3 BAIRSTOW v. WINDGATE, et al. Decision of the Court

conditions, according to Bairstow, were so intolerable that she was forced to sell her home prematurely in June 2019. Bairstow acknowledged, however, that she never disclosed any concerns about noise, privacy, or lighting/view when she sold the home.

¶7 In June 2020, Bairstow sued the Auslooses and Windgate for breaching the CC&Rs. She amended her complaint twice, adding claims of nuisance and breach of the implied covenant of good faith and fair dealing against the Auslooses, and additional claims against Windgate. The Auslooses moved to dismiss the nuisance claim, asserting it was based on inconsequential annoyances that fell short of the substantial harm required to support a private nuisance claim. The superior court denied the motion, noting that while “the nuisance claim as pled is light” it was “not without sufficient facts which, if true, could support the claim.”

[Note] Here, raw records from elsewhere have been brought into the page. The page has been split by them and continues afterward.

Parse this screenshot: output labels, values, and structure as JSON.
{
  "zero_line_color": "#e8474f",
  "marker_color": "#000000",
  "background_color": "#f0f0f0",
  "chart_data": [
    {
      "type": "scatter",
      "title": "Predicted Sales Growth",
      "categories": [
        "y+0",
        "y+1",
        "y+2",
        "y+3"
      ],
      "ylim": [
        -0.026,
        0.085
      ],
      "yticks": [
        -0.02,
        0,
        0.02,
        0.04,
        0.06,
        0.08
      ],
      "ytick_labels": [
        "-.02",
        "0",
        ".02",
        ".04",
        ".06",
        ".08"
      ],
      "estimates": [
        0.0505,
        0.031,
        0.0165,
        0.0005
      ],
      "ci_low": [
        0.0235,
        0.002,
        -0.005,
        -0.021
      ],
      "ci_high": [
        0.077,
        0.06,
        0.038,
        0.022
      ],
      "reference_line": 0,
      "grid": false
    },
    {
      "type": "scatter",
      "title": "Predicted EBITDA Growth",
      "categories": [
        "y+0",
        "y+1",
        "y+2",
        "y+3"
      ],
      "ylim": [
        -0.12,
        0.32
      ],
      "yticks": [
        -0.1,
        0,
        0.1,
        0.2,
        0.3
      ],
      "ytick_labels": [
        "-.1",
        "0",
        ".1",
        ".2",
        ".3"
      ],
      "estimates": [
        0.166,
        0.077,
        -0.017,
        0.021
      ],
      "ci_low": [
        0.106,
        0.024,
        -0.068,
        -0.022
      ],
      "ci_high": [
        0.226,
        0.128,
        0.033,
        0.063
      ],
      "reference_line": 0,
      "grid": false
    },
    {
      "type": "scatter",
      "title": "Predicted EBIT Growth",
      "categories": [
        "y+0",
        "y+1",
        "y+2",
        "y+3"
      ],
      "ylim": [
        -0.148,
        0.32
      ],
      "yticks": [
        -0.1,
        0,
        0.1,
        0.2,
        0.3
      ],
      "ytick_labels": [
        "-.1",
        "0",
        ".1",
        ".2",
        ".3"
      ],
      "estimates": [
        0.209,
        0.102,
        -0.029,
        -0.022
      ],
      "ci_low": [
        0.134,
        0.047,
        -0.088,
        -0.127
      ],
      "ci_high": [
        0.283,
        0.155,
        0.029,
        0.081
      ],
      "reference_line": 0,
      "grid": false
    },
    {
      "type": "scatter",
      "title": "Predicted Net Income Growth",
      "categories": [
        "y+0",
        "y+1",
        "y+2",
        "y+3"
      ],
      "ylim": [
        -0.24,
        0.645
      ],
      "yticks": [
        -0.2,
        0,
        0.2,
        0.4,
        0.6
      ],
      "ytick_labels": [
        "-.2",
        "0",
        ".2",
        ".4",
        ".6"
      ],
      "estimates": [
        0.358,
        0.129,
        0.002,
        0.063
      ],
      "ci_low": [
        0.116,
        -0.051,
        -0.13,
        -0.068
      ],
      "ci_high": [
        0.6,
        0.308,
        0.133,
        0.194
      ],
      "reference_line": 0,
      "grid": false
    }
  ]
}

¶8 Following discovery, the Auslooses moved for summary judgment on each of Bairstow’s claims, which the superior court granted. As to the breach of contract claim, the court found (1) the Auslooses complied with the CC&Rs’ requirements to submit a modification proposal, and (2) Bairstow did not provide any authority for how “Windgate’s failure to communicate a timely denial . . . is attributable to the Auslooses.” Finding that the Auslooses complied with the CC&Rs and did not start construction until the 45-day period for Windgate’s approval had lapsed, the court determined summary judgment was proper in the Auslooses’ favor on the breach of contract claim.